Recursion in Regular Expressions
Robin Houston (author of the original proposal for extending regular expressions to support recursion) gave an example of how to use this feature to match properly nested parentheses on the TextMate mailing list.
He also demonstrates the use of (?x:…)
to allow commenting of the regular expression and splitting it over multiple lines, making it less terse (highly recommended when crafting complex regular expressions e.g. for language grammars).

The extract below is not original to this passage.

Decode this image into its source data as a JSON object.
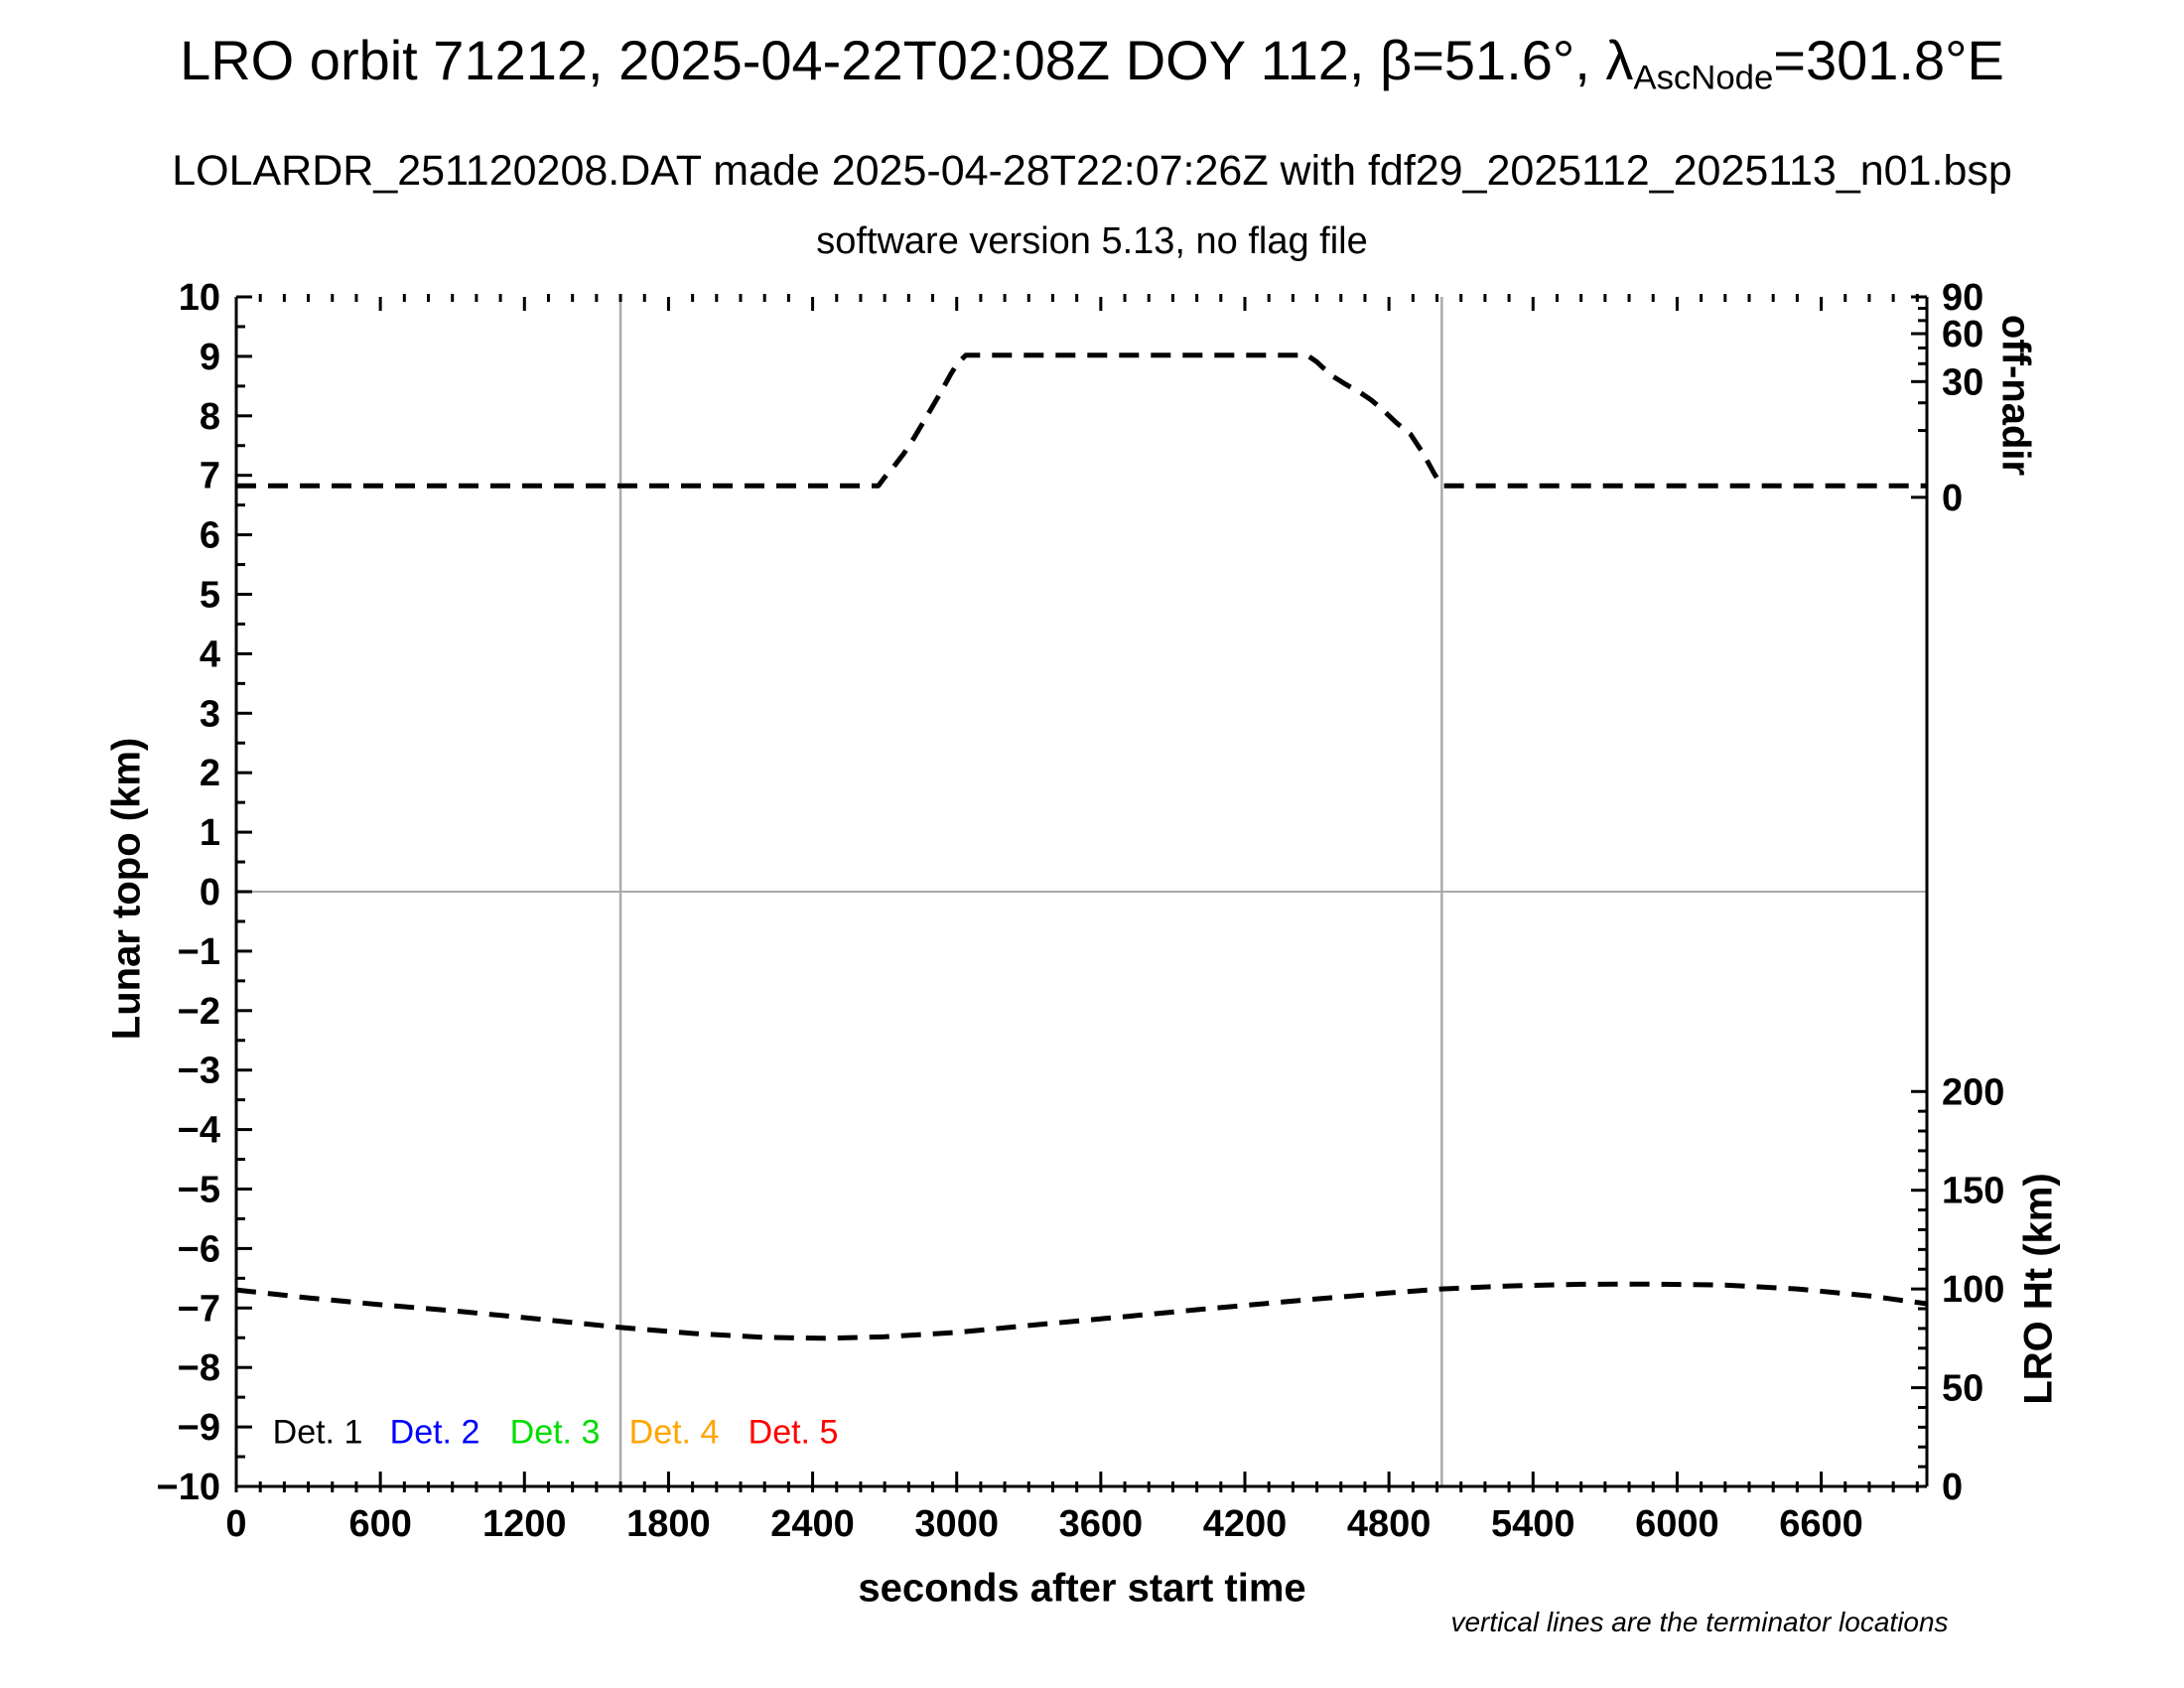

Inserting Thousand Separators
Speaking of regular expressions, I previously did a post about how to word wrap text using a regular expression. To follow that, here is a regular expression for matching all groups of digits which should be followed by a thousand separator:
\d{1,3}(?=(\d{3})+(?!\d))
So the replacement string would be \0,
or $&,
(depending on format string syntax). Let’s try this with the ls
command and perl:
% ls -l /mach_kernel \
|perl -pe 's/\d{1,3}(?=(\d{3})+(?!\d))/$&,/g'
-rw-r--r-- 1 root wheel 10,235,416 19 Sep 05:50 /mach_kernel
Of course in this case you’d be better off with the -h
option, which gives the “human readable size”, i.e.:
% ls -lh /mach_kernel
-rw-r--r-- 1 root wheel 9.8M Sep 19 05:50 /mach_kernel
Figure Space
Staying in the domain of pretty-printing numbers. I use GeekTool to dump a lot of information on my desktop, some of it consists of columns with numbers. Let’s imagine I am tracking the value of the dollar and euro per week (leftmost column being the week number, and the figures are unlikely going to depict the actual value):
8 $5.45 €7.44
9 $5.42 €7.45
10 $5.37 €7.44
Displaying such data is best done with a monospace font, so that things align. But the € or $ character in these fonts might not be entirely to our liking (when we blow up the text size to 24 points), so can we use a proportional width font? Generally proportional width fonts will make all the digits the exact same width, so that they do align nicely. Though the space will normally not follow the width of the digits, so we have a problem with 10
being wider than ␣9
(here ␣
represents a regular space).
Fortunately somebody already thought of that. If you check out WikiPedia’s table of space characters you will find the Figure Space (U+2007
) which is a space made especially for use when aligning numbers, i.e. it is the width of a digit. So by using leading figure spaces for our week numbers, we can make the above data align nicely even when printed with a proportional width font.
If you do want to use this (or any other unicode character) with GeekTool output, you need to patch the source to interpret command output as utf-8.